К вечеру Иринка немного успокоилась, но все равно капризничала, временами хныкала и все время спрашивала о Бумчике. Богданчику тоже стало лучше, но он по-прежнему сильно заикался и грустил — видимо, вспоминал щенка. Милана понимала их, как никто другой: до сих пор были живы воспоминания о Пине, несчастном, улыбчивом, доверчивом утенке, жизнь которого оборвала жестокая рука отца. Милана всячески пыталась оградить детей от подобного, но не смогла, и ее душу переполняло чувство вины и ненависти к мужу.
— Я все равно его убью, — повторила она, сидя в изголовье детей, когда они вечером уснули.
— Что у тебя такого случилось, что ты готова замарать руки кровью? — спросила Сергеевна, уже не в первый раз слыша от Миланы эти слова.
— Тише, — попросила та, — мне с трудом удалось их приспать.
— Тогда пойдем со мной, — предложила женщина.
Милана с удивлением посмотрела на нее.
— Да не бойся ты! — засмеялась санитарка. — Убивать, значит, она смелая, а как пойти с беззащитной старой женщиной, то трусит.

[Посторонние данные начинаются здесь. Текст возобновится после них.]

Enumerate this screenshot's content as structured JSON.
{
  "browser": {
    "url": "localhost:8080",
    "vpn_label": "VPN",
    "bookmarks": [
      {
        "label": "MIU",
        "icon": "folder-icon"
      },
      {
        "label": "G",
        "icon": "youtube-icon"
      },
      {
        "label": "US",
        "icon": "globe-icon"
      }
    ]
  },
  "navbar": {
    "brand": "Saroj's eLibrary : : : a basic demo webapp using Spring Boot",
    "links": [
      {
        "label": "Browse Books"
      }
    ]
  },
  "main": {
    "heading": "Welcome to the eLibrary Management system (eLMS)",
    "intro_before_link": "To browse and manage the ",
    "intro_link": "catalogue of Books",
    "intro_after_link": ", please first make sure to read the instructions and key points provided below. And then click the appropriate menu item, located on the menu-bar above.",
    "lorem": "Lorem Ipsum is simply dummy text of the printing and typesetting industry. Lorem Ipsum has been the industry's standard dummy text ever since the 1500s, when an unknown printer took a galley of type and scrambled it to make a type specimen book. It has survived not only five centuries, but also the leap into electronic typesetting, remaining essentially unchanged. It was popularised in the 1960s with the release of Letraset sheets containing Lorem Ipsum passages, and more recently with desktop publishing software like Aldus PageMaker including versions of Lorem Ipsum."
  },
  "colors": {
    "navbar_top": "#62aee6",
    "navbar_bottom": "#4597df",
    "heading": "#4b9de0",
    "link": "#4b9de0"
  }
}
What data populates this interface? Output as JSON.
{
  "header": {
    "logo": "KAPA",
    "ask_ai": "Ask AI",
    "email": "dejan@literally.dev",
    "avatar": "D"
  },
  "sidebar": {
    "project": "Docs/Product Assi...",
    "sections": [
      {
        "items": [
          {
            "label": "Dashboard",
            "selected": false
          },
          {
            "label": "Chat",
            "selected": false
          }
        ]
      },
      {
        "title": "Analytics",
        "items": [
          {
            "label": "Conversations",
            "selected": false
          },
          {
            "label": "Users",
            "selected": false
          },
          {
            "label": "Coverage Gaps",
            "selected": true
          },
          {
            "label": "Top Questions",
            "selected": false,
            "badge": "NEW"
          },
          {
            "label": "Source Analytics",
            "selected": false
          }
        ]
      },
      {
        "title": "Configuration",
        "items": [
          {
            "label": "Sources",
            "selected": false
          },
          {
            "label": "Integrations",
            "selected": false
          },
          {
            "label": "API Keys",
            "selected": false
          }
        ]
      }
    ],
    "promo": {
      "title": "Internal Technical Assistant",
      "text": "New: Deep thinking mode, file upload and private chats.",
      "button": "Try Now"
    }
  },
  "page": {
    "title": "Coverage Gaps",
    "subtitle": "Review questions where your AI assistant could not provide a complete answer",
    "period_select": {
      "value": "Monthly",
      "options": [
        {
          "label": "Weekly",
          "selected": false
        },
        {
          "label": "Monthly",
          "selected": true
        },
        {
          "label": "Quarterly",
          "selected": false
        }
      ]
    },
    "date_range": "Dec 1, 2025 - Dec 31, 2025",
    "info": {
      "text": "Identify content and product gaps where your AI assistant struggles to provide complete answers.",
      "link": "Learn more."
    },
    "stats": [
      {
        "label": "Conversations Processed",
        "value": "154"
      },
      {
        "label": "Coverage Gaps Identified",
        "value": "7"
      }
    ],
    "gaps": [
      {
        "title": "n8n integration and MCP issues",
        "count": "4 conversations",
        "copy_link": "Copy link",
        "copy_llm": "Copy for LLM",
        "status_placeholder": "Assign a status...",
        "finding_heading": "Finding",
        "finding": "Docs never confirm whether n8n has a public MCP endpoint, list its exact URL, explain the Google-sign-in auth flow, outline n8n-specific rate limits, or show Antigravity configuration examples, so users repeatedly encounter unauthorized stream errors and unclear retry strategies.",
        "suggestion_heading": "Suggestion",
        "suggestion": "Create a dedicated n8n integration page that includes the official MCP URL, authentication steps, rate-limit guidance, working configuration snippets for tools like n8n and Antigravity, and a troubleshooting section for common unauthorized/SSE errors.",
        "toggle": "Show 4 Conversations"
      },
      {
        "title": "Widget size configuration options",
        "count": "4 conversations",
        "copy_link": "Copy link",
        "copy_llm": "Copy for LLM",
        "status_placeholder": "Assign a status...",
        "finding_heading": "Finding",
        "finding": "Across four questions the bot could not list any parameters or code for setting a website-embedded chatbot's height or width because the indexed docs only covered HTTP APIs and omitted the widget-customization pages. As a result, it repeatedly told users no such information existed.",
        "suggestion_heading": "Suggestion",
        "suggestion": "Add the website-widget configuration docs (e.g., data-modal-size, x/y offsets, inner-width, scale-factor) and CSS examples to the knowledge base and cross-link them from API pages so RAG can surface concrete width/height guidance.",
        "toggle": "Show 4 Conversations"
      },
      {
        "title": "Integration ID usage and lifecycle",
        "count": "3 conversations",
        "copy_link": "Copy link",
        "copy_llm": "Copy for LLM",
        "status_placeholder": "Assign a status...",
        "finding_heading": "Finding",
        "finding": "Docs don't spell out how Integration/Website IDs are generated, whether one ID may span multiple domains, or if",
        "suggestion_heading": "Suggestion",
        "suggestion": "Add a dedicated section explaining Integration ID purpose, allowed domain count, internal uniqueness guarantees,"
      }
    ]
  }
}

Милана поправила простынки на кроватках и, убедившись, что дети спят, тихонько вышла из палаты. Сергеевна привела ее в комнату, предназначенную для обедов медработников. На это указывал старый холодильник, притаившийся в углу небольшой комнаты, стол, застеленный прозрачной клеенкой, электрочайник, микроволновка и посуда на навесной полке. Женщина не спеша включила чайник, приготовила две чашки, поставила на стол баночку варенья, достала из сумки пирожки.
— Сейчас перекусим немного, — сказала она.
— Спасибо, я не голодна.
— Попьем чай с малиновым вареньем, — продолжила Сергеевна, пропустив слова Миланы мимо ушей. — Смотрю, ты тоже простужена, вон как кашляешь.
Милана только сейчас вспомнила, что давно ничего не ела, поэтому не стала упираться и проглотила несколько пирожков.